Вместо ответа она уже насасывала.
– Ух ты, аппетит у тебя какой. Правильно, так и надо.
Из ветровки я соорудила подобие одеяльца и укутала им своего ребенка.
Малышка при этом не отрываясь смотрела на меня. А во мне вовсю разрастался эндорфиновый взрыв.
Со мной творилось что-то небывалое. Одно слово: эйфория.
Покачивая одеяльце-ветровку и разглядывая младенческое личико, я осторожно погладила его пальцем.
– Я твоя мама. Но ты это и так уже знаешь, правда?

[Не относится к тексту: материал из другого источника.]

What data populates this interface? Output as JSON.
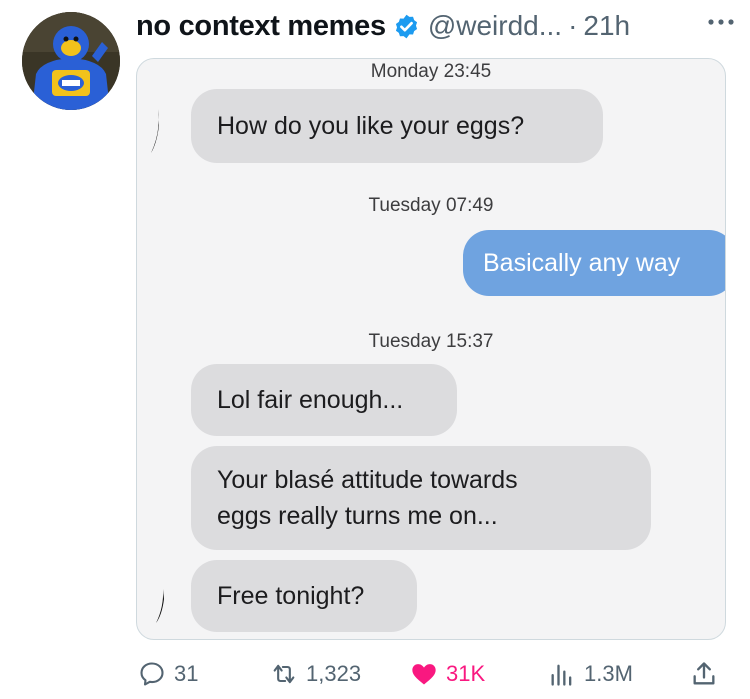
{
  "post": {
    "display_name": "no context memes",
    "handle": "@weirdd...",
    "separator": "·",
    "time": "21h"
  },
  "chat": {
    "messages": [
      {
        "type": "timestamp",
        "text": "Monday 23:45"
      },
      {
        "type": "incoming",
        "text": "How do you like your eggs?"
      },
      {
        "type": "timestamp",
        "text": "Tuesday 07:49"
      },
      {
        "type": "outgoing",
        "text": "Basically any way"
      },
      {
        "type": "timestamp",
        "text": "Tuesday 15:37"
      },
      {
        "type": "incoming",
        "text": "Lol fair enough..."
      },
      {
        "type": "incoming",
        "text_line1": "Your blasé attitude towards",
        "text_line2": "eggs really turns me on..."
      },
      {
        "type": "incoming",
        "text": "Free tonight?"
      }
    ]
  },
  "actions": {
    "replies": "31",
    "reposts": "1,323",
    "likes": "31K",
    "views": "1.3M"
  },
  "colors": {
    "like": "#f91880",
    "verified": "#1d9bf0",
    "muted": "#536471",
    "outgoing_bubble": "#6fa3e0",
    "incoming_bubble": "#dcdcde"
  },
  "icons": [
    "avatar",
    "verified-badge-icon",
    "more-icon",
    "reply-icon",
    "repost-icon",
    "heart-icon",
    "views-icon",
    "share-icon"
  ]
}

Держа на руках своего ребенка, я поняла, что даже если б этих событий не произошло и мы с Фином просто возвратились бы в Чикаго, жизнь бы у нас пошла совершенно по-иному. Причем это изменение внес даже не ужас последнего дня. А она, этот вот комочек у меня на руках. За те пять минут, что эта козявка нарисовалась в моей жизни и поглядела мне в глаза, во мне произошла тектоническая перемена. Я стала другой. Чего я страшилась – потери себя? Времени? Самостоятельности? Какой эгоистичный, чудовищый вздор. Потому что, держа свое дитя и глядя, как она сосет мне грудь, я лишилась всех своих сомнений и опасений.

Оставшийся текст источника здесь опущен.